Now let's start drawing the Mandelbrot set. I personally called this function `drawHowieMandel()` because this was a project for fun and that name was sure to never leave my head, feel free to change this name as you see fit.

This function will loop through all the pixels in the canvas and color each pixel based on whether or not it belongs to the Mandelbrot set. Here's the code for the `drawHowieMandel()` function:

function drawHowieMandel(){
    for(var x=0; x < 800; x++) {
        for(var y=0; y < 800; y++) {
            var belongsToSet = 
                checkMandelbrot(x/magnificationFactor - panX,y/magnificationFactor - panY);
            if(belongsToSet !== 0) {
                stroke((belongsToSet) * 255);
                point(x,y); 
            }else{
            //do nothing
            }                
        } 
    }
}

If the pixel belongs to the set, we color it based on its distance from the boundary of the set. We use the `stroke` function to do this in p5.js.
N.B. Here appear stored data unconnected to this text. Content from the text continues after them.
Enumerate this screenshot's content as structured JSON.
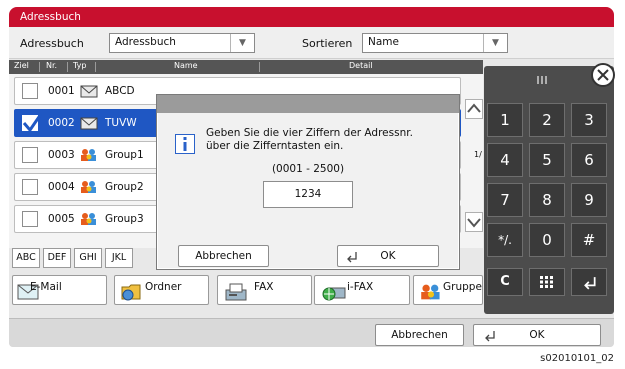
{
  "window": {
    "title": "Adressbuch"
  },
  "toolbar": {
    "addressbook_label": "Adressbuch",
    "addressbook_value": "Adressbuch",
    "sort_label": "Sortieren",
    "sort_value": "Name"
  },
  "table": {
    "columns": {
      "ziel": "Ziel",
      "nr": "Nr.",
      "typ": "Typ",
      "name": "Name",
      "detail": "Detail"
    },
    "rows": [
      {
        "nr": "0001",
        "name": "ABCD",
        "type": "envelope-icon",
        "checked": false
      },
      {
        "nr": "0002",
        "name": "TUVW",
        "type": "envelope-icon",
        "checked": true
      },
      {
        "nr": "0003",
        "name": "Group1",
        "type": "group-icon",
        "checked": false
      },
      {
        "nr": "0004",
        "name": "Group2",
        "type": "group-icon",
        "checked": false
      },
      {
        "nr": "0005",
        "name": "Group3",
        "type": "group-icon",
        "checked": false
      }
    ],
    "page_indicator": "1/"
  },
  "tabs": [
    "ABC",
    "DEF",
    "GHI",
    "JKL"
  ],
  "destinations": {
    "email": "E-Mail",
    "folder": "Ordner",
    "fax": "FAX",
    "ifax": "i-FAX",
    "group": "Gruppe"
  },
  "dialog": {
    "message": "Geben Sie die vier Ziffern der Adressnr. über die Zifferntasten ein.",
    "range": "(0001 - 2500)",
    "value": "1234",
    "cancel": "Abbrechen",
    "ok": "OK"
  },
  "numpad": {
    "keys": [
      "1",
      "2",
      "3",
      "4",
      "5",
      "6",
      "7",
      "8",
      "9",
      "*/.",
      "0",
      "#",
      "C"
    ]
  },
  "bottom": {
    "cancel": "Abbrechen",
    "ok": "OK"
  },
  "footer_code": "s02010101_02",
  "colors": {
    "title_red": "#c8102e",
    "selection_blue": "#1f57c3",
    "numpad_dark": "#4c4c4c"
  }
}
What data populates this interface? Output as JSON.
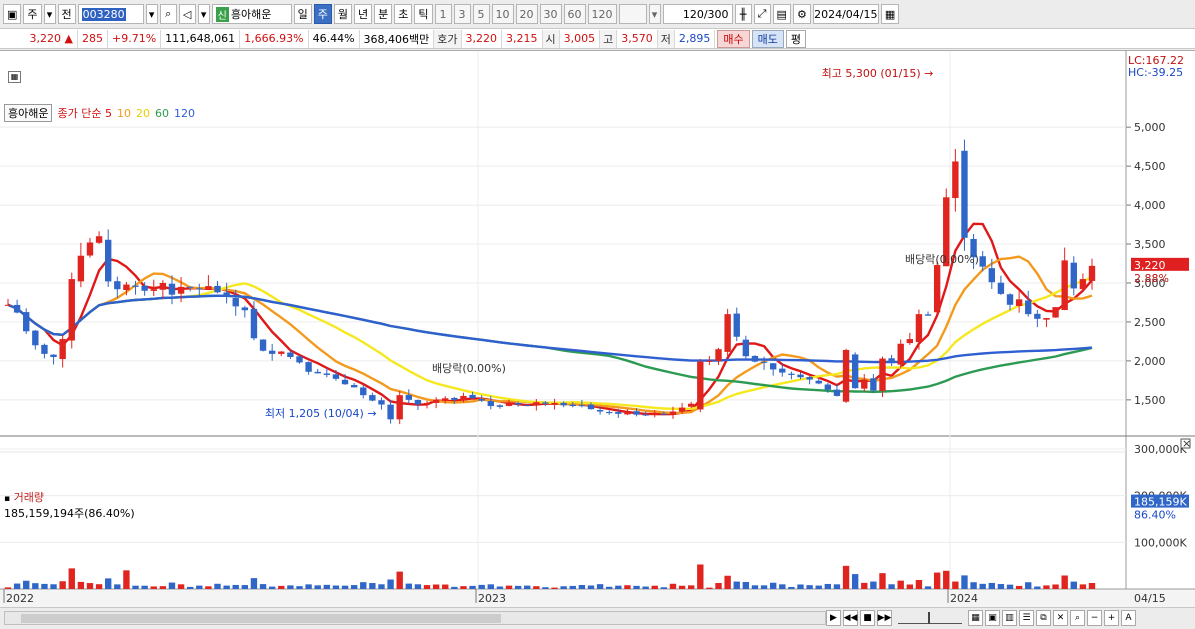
{
  "toolbar": {
    "market": "주",
    "prev": "전",
    "code": "003280",
    "badge": "신",
    "stock_name": "흥아해운",
    "periods": [
      "일",
      "주",
      "월",
      "년",
      "분",
      "초",
      "틱"
    ],
    "active_period": "주",
    "intervals": [
      "1",
      "3",
      "5",
      "10",
      "20",
      "30",
      "60",
      "120"
    ],
    "count": "120",
    "count_total": "/300",
    "date": "2024/04/15"
  },
  "quote": {
    "price": "3,220",
    "change": "285",
    "change_pct": "+9.71%",
    "volume": "111,648,061",
    "vol_ratio": "1,666.93%",
    "turnover": "46.44%",
    "amount": "368,406백만",
    "ask_label": "호가",
    "ask1": "3,220",
    "ask2": "3,215",
    "open_label": "시",
    "open": "3,005",
    "high_label": "고",
    "high": "3,570",
    "low_label": "저",
    "low": "2,895",
    "buy_label": "매수",
    "sell_label": "매도",
    "eval_label": "평"
  },
  "legend": {
    "name": "흥아해운",
    "price_label": "종가 단순 5",
    "ma10": "10",
    "ma20": "20",
    "ma60": "60",
    "ma120": "120"
  },
  "colors": {
    "up": "#e0241f",
    "down": "#2f66c8",
    "ma5": "#e01818",
    "ma10": "#f39a1e",
    "ma20": "#f5e81f",
    "ma60": "#2d9a52",
    "ma120": "#2f5fd0"
  },
  "annotations": {
    "high": "최고 5,300 (01/15)",
    "low": "최저 1,205 (10/04)",
    "div1": "배당락(0.00%)",
    "div2": "배당락(0.00%)",
    "lc": "LC:167.22",
    "hc": "HC:-39.25",
    "cur_price": "3,220",
    "cur_pct": "2.88%",
    "y_ticks": [
      "5,000",
      "4,500",
      "4,000",
      "3,500",
      "3,000",
      "2,500",
      "2,000",
      "1,500"
    ],
    "x_labels": [
      "2022",
      "2023",
      "2024"
    ],
    "x_right": "04/15"
  },
  "volume": {
    "title": "거래량",
    "value": "185,159,194주(86.40%)",
    "y_ticks": [
      "300,000K",
      "200,000K",
      "100,000K"
    ],
    "cur": "185,159K",
    "cur_pct": "86.40%"
  },
  "chart_data": {
    "type": "candlestick",
    "series": [
      {
        "name": "종가 단순 5"
      },
      {
        "name": "10"
      },
      {
        "name": "20"
      },
      {
        "name": "60"
      },
      {
        "name": "120"
      }
    ],
    "ylim": [
      1100,
      5400
    ],
    "x": [
      "2022",
      "2023",
      "2024",
      "04/15"
    ],
    "close": [
      2720,
      2620,
      2380,
      2200,
      2090,
      2050,
      2280,
      3050,
      3350,
      3520,
      3600,
      3020,
      2920,
      2980,
      2950,
      2900,
      2920,
      3000,
      2850,
      2950,
      2940,
      2920,
      2960,
      2880,
      2820,
      2700,
      2650,
      2290,
      2130,
      2090,
      2120,
      2050,
      1980,
      1860,
      1840,
      1820,
      1770,
      1700,
      1660,
      1560,
      1490,
      1440,
      1250,
      1560,
      1500,
      1440,
      1460,
      1500,
      1520,
      1500,
      1550,
      1520,
      1490,
      1420,
      1410,
      1460,
      1440,
      1430,
      1470,
      1450,
      1460,
      1430,
      1420,
      1430,
      1380,
      1350,
      1330,
      1320,
      1340,
      1310,
      1300,
      1320,
      1310,
      1350,
      1400,
      1450,
      1990,
      2000,
      2150,
      2600,
      2310,
      2060,
      1990,
      1980,
      1890,
      1850,
      1820,
      1790,
      1760,
      1710,
      1630,
      1550,
      2140,
      1650,
      1760,
      1620,
      2030,
      1980,
      2220,
      2280,
      2600,
      2580,
      3230,
      4100,
      4560,
      3580,
      3330,
      3210,
      3010,
      2860,
      2720,
      2790,
      2600,
      2540,
      2550,
      2690,
      3290,
      2930,
      3050,
      3220
    ]
  }
}
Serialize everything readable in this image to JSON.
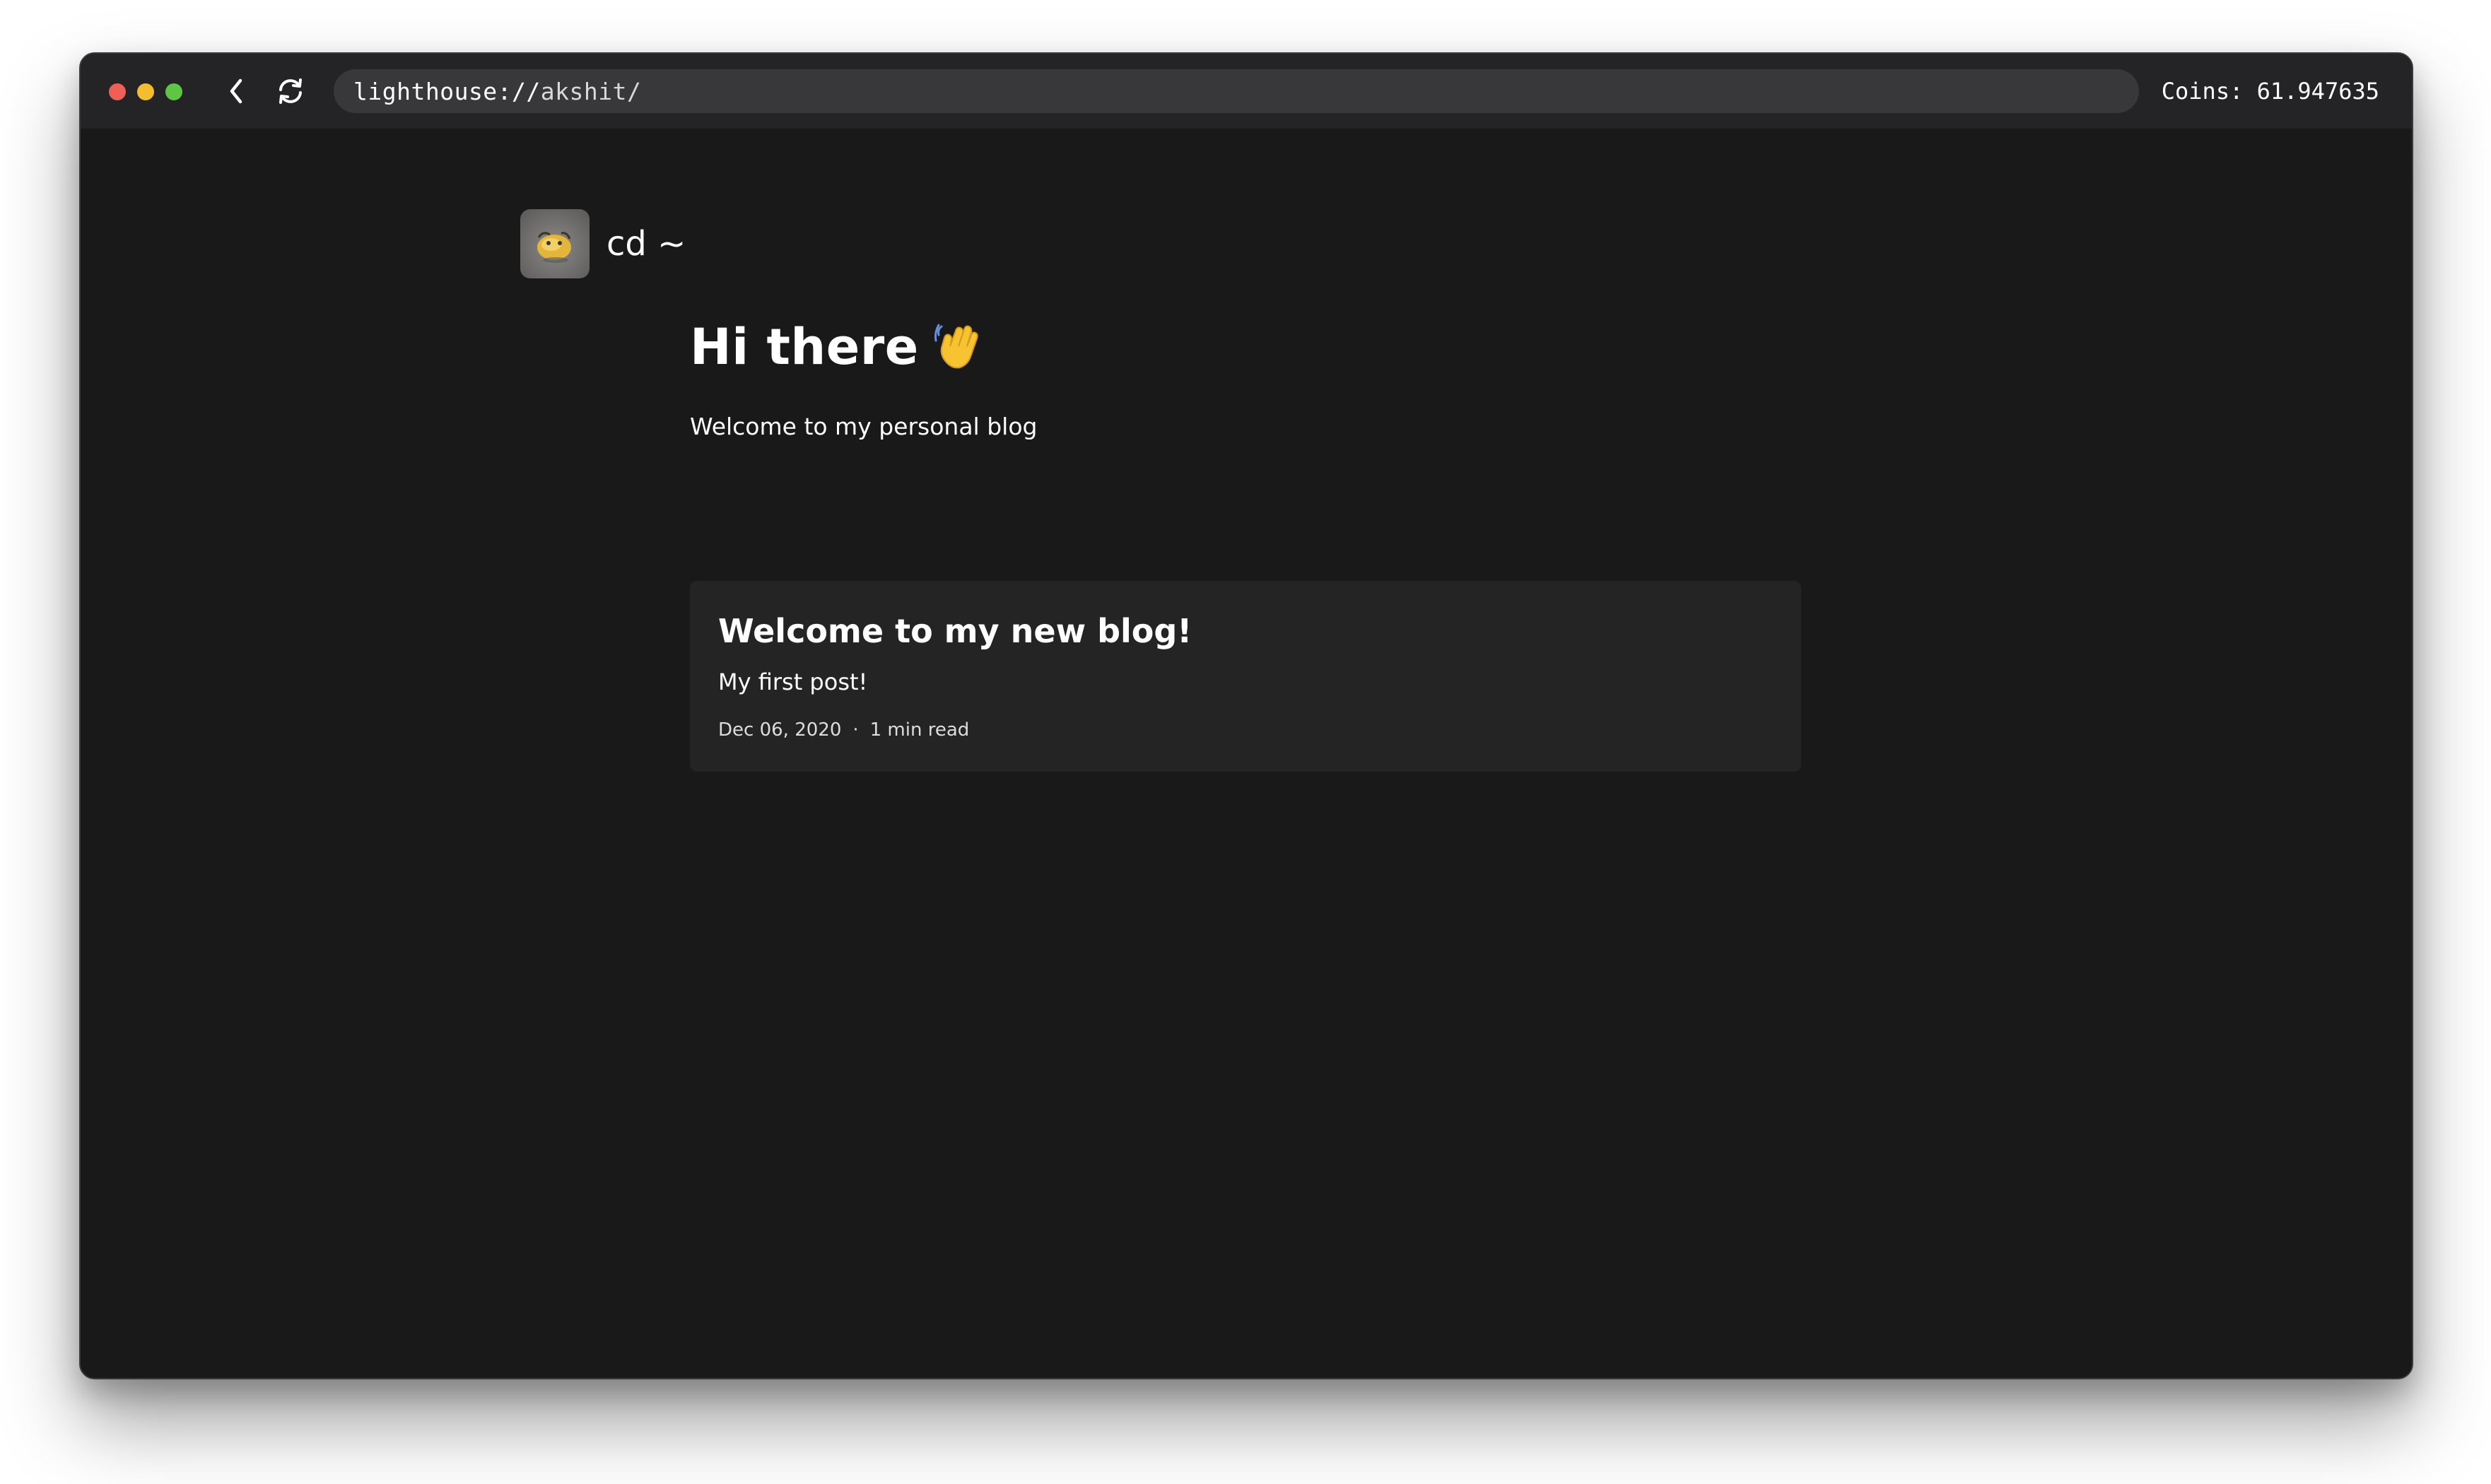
{
  "browser": {
    "url_scheme": "lighthouse://",
    "url_path": "akshit/",
    "coins": "Coins: 61.947635",
    "icons": {
      "back": "chevron-left-icon",
      "reload": "reload-icon"
    },
    "colors": {
      "traffic_red": "#ee5f57",
      "traffic_yellow": "#f4bc2f",
      "traffic_green": "#5fc545"
    }
  },
  "site": {
    "title": "cd ~",
    "avatar": "avatar-image"
  },
  "hero": {
    "title": "Hi there",
    "emoji": "waving-hand",
    "subtitle": "Welcome to my personal blog"
  },
  "posts": [
    {
      "title": "Welcome to my new blog!",
      "description": "My first post!",
      "date": "Dec 06, 2020",
      "separator": "·",
      "read_time": "1 min read"
    }
  ],
  "theme": {
    "page_background": "#191919",
    "card_background": "#242424",
    "titlebar_background": "#242426"
  }
}
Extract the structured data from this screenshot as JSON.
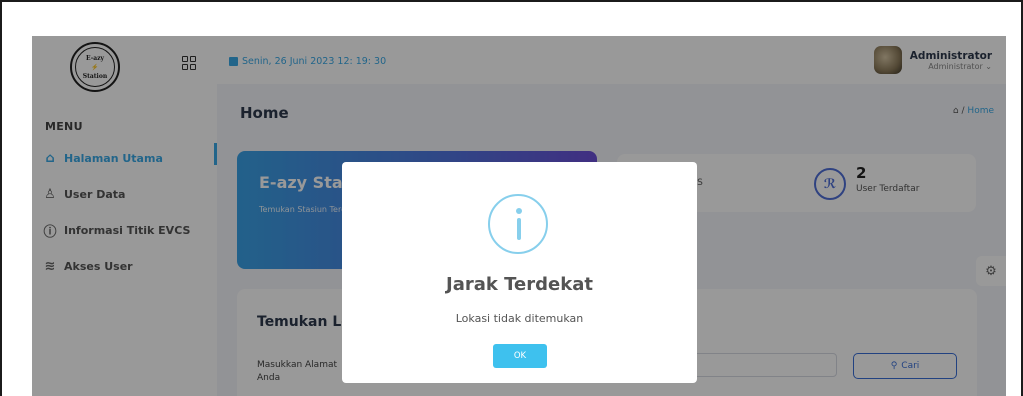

Now we have to build the method `checkMandelbrot()` which will take in our desired x and y values and return if the point belongs to the Mandelbrot set.

function checkMandelbrot(x,y){
    var realComponentOfResult = x;
    var imaginaryComponentOfResult = y;
    var maxIterations = 700;

    for(var i = 0; i < 700; i++) {
            // Calculate the real and imaginary components of the result
            // separately
            var tempRealComponent = realComponentOfResult * realComponentOfResult- imaginaryComponentOfResult * imaginaryComponentOfResult+ x;

            var tempImaginaryComponent = 2 * realComponentOfResult * imaginaryComponentOfResult+ y;

            realComponentOfResult = tempRealComponent;
            imaginaryComponentOfResult = tempImaginaryComponent;

            if(realComponentOfResult * imaginaryComponentOfResult > 5){ 
                return (i/maxIterations);
            }
        }
    return 0;
}

An important piece to understanding this part of the code is to know that the formula for the Mandelbrot Set is `Z^2+C`. To calculate it, we start off with Z as 0 and we put our starting location into C. Then you take the result of the formula and put it in as Z and the original location as C. This is considered only one of our iterations.

What we have done is taken the iterative formula of the mandelbrot set and gotten the C location from our original point. We then calculate the complex value of our point using real and imaginary components, complete our iteration, and then repeat to the degree of precicion we are looking for.

As this is a very intensive way to do this, regenerating our visualization will take some time to compute. One could possibly reduce the time complexity of this program utilizing some more advanced data structures and algorithimic math however for a simple one off project, I was happy with our returned result.

Please feel free to copy this code and test it out yourself!